Celebrated in conjunction with Rider’s annual Unity Days and International Week festivities, Passport to the World presented an opportunity to meet Rider faculty members and students born outside the United States and experience the culture of their native lands, one nation at a time.

Boris Vilic, dean of the College of Continuing Studies, proudly answered inquiries about his native Croatia, which he left 18 years ago for the United States. When one student confessed his relative ignorance of the eastern European nation, Vilic carefully explained Croatia’s war-torn past, but also pointed out that the nation’s beautiful beaches attract such wealthy vacationers as computer mogul Bill Gates and actors Brad Pitt and Angelina Jolie.

“Croatia’s population is only about half of New Jersey’s, so I’m not so surprised when students don’t know that much about it,” said Vilic, who is acquainted with the sister of former Nirvana bassist Krist Novoselic, who spent part of her childhood in Croatia. “So, from that perspective, I’m glad to see so many students here; they definitely get something out of it.”

Visitors to the event made stops at booths – each one representing a different country – for an informative presentation of culture, history, and food, before earning a stamp in their “passport booklet,” according to Dr. Patricia Mosto, dean of the College of Liberal Arts, Education and Sciences, and a native of Argentina, who said 34 countries were represented.

Some of the “countries” were staffed by students representing their homelands, such as Katarzyna Nedza ’12, an International Business and Business Administration dual major from Mielec, Poland. Her display featured facts and figures about Poland, as well as photos of iconic Polish figures like former Pope John Paul II, born Karol Wojtyla, and President Lech Walesa, who first rose to fame as the leader of the Solidarity trade union.

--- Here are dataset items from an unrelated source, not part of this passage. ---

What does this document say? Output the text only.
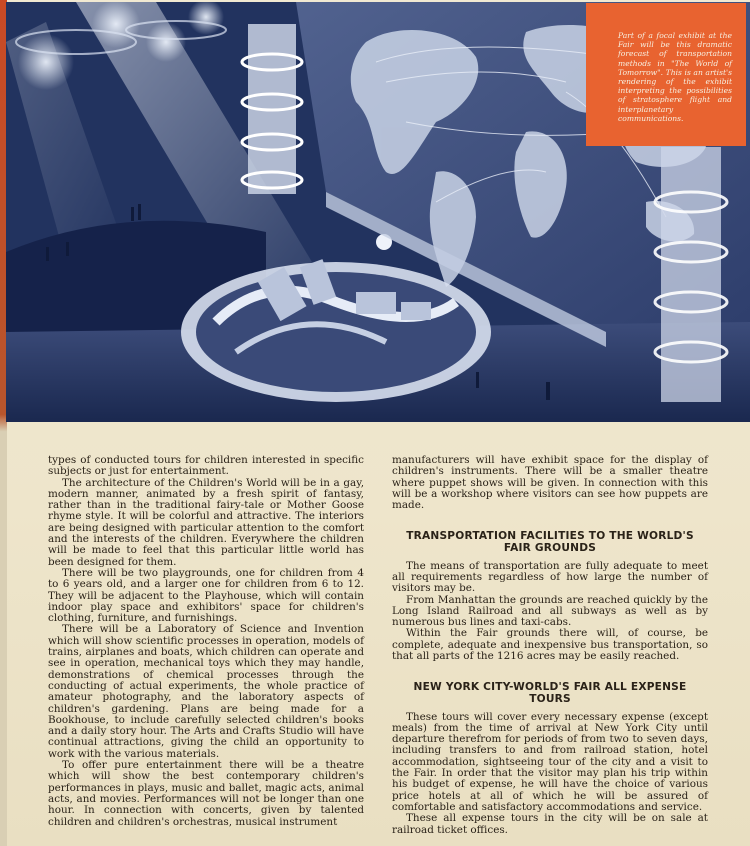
Part of a focal exhibit at the Fair will be this dramatic forecast of transportation methods in "The World of Tomorrow". This is an artist's rendering of the exhibit interpreting the possibilities of stratosphere flight and interplanetary communications.

types of conducted tours for children interested in specific subjects or just for entertainment.

The architecture of the Children's World will be in a gay, modern manner, animated by a fresh spirit of fantasy, rather than in the traditional fairy-tale or Mother Goose rhyme style. It will be colorful and attractive. The interiors are being designed with particular attention to the comfort and the interests of the children. Everywhere the children will be made to feel that this particular little world has been designed for them.

There will be two playgrounds, one for children from 4 to 6 years old, and a larger one for children from 6 to 12. They will be adjacent to the Playhouse, which will contain indoor play space and exhibitors' space for children's clothing, furniture, and furnishings.

There will be a Laboratory of Science and Invention which will show scientific processes in operation, models of trains, airplanes and boats, which children can operate and see in operation, mechanical toys which they may handle, demonstrations of chemical processes through the conducting of actual experiments, the whole practice of amateur photography, and the laboratory aspects of children's gardening. Plans are being made for a Bookhouse, to include carefully selected children's books and a daily story hour. The Arts and Crafts Studio will have continual attractions, giving the child an opportunity to work with the various materials.

To offer pure entertainment there will be a theatre which will show the best contemporary children's performances in plays, music and ballet, magic acts, animal acts, and movies. Performances will not be longer than one hour. In connection with concerts, given by talented children and children's orchestras, musical instrument

manufacturers will have exhibit space for the display of children's instruments. There will be a smaller theatre where puppet shows will be given. In connection with this will be a workshop where visitors can see how puppets are made.

TRANSPORTATION FACILITIES TO THE WORLD'S FAIR GROUNDS

The means of transportation are fully adequate to meet all requirements regardless of how large the number of visitors may be.

From Manhattan the grounds are reached quickly by the Long Island Railroad and all subways as well as by numerous bus lines and taxi-cabs.

Within the Fair grounds there will, of course, be complete, adequate and inexpensive bus transportation, so that all parts of the 1216 acres may be easily reached.

NEW YORK CITY-WORLD'S FAIR ALL EXPENSE TOURS

These tours will cover every necessary expense (except meals) from the time of arrival at New York City until departure therefrom for periods of from two to seven days, including transfers to and from railroad station, hotel accommodation, sightseeing tour of the city and a visit to the Fair. In order that the visitor may plan his trip within his budget of expense, he will have the choice of various price hotels at all of which he will be assured of comfortable and satisfactory accommodations and service.

These all expense tours in the city will be on sale at railroad ticket offices.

In some cases, representatives actually gleaned information from their visitors, as in the case of Nedza, whose display drew the interest of Rider President Mordechai Rozanski.

“I never knew he was from Poland,” said a pleasantly surprised Nedza of Rozanski, who was born there, but raised primarily in Canada.

Steve Macko ’14 was not born or raised in Argentina, but is of Argentine heritage, so he jumped at the chance to represent it at Passport to the World. The Business Administration major was part of a group of students from a Spanish class who divided their research and combined efforts to construct their display on the second-largest country in South America. They were also surprised by some of what they found.

“I would’ve thought that soccer would’ve been their most popular sport, but their national sport is actually a game called pato, which is pretty much a mix of basketball and polo,” said Andrew Nebus ’14, an Accounting major who worked with Macko on the project.

While some of their findings were more sobering, such as the facts surrounding the “Dirty War” of the late 1970s and early ’80s, the team of Macko, Nebus and Andrew Arnold ’14 also discovered the metropolitan sophistication of Buenos Aires, the capital city of Argentina. In fact, part of their display featured a set of decorative tea cups from the city, on loan from Mosto.